Sayang nya potret pendidkan Indonesia
masih lah jauh dari harapan pendidikan itu sendiri. Mengutip data yang
disampaikan oleh Kesuma, Triatna dan Permana (2011:2), kondisi moral generasi muda Indonesia telah
hancur. Hal ini ditandai dengan maraknya seks bebas di kalangan remaja,
peredaran narkoba, tawuran, penyebaran foto dan video porno pada pelajar, dan
sebagainya. Survei mengnai seks bebas di Indonesia menujukan 63% remaja
Indonesia pernah melakukan seks bebas. Kemudian 3,9 % remaja merupakan korban
Narkoba, dan sisiwa yang terlibat tawuran mencapai 0.08% siswa dari 1.647.835 siswa di DKI Jakarta. Selain itu
keadaan Indonesia diperparah dengan maraknya korupsi. Berdasarkan Indeks
persepsi korupsi (IPK) Indonesia tahun 2009 naik 2.8% dari 2.6% pada tahun
2008. Dengan skor ini, peringkat Indonesia terdongkrak cukup signifikan, yakni
berada di urutan 111 dari 180 negara (naik 15 posisi dari tahun lalu)
yang disurvei IPK oleh Tranparency International. Kemudian kasus lain adalah
kemiskinan yang mencapai 40 juta orang dan terus bertambah tiap tahunnya.
Permasalahan di atas menujukan bahwa
proses pendidikan belum berjalan secara benar.
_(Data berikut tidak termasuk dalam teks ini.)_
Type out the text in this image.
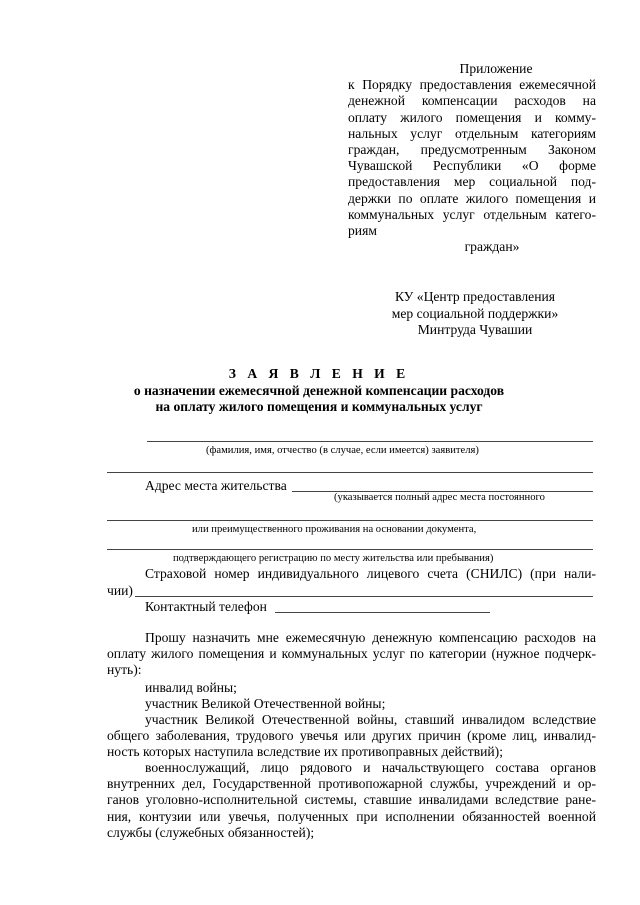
Приложение
к Порядку предоставления ежемесячной
денежной компенсации расходов на
оплату жилого помещения и комму-
нальных услуг отдельным категориям
граждан, предусмотренным Законом
Чувашской Республики «О форме
предоставления мер социальной под-
держки по оплате жилого помещения и
коммунальных услуг отдельным катего-
риям
граждан»
КУ «Центр предоставления
мер социальной поддержки»
Минтруда Чувашии
З А Я В Л Е Н И Е
о назначении ежемесячной денежной компенсации расходов
на оплату жилого помещения и коммунальных услуг
(фамилия, имя, отчество (в случае, если имеется) заявителя)
Адрес места жительства
(указывается полный адрес места постоянного
или преимущественного проживания на основании документа,
подтверждающего регистрацию по месту жительства или пребывания)
Страховой номер индивидуального лицевого счета (СНИЛС) (при нали-
чии)
Контактный телефон
Прошу назначить мне ежемесячную денежную компенсацию расходов на
оплату жилого помещения и коммунальных услуг по категории (нужное подчерк-
нуть):
инвалид войны;
участник Великой Отечественной войны;
участник Великой Отечественной войны, ставший инвалидом вследствие
общего заболевания, трудового увечья или других причин (кроме лиц, инвалид-
ность которых наступила вследствие их противоправных действий);
военнослужащий, лицо рядового и начальствующего состава органов
внутренних дел, Государственной противопожарной службы, учреждений и ор-
ганов уголовно-исполнительной системы, ставшие инвалидами вследствие ране-
ния, контузии или увечья, полученных при исполнении обязанностей военной
службы (служебных обязанностей);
Pendidikan Indonesia saat ini minim akan pendidikan nilai. Orientasi pendidikan yang bersifat Matrealis dianggap menjadi penyebab perubahan pendidikan saat ini, padahal sejatinya tujuan pendidikan Indonesia saat ini merupakan proses kristalisasi nilai-nilai luhur, seperti nilai ketakwaan,demokratis, tanggung jawab, bukan orientasi materi. Atas dasar itu, pendidikan harus dikembalikan kembali kepada tujuan utama pendidikan yaitu membentuk manusia yang bernilai, dengan memfasilitasi para subjek didik untuk menjadi
orang yang memiliki kualitas moral, kewarganegaraan, kebaikan, kesantunan, rasa hormat, kesehatan,
sikap kritis, keberhasilan, kebiasaan, insan yang kehadirannya dapat diterima
masyarakat (Samani dan Hariyanto: 2012: 50). Untuk itu, pendidikan nilai harus menjadi bagian dalam proses pendidikan baik di keluarga, sekolah, ataupun di masyarakat.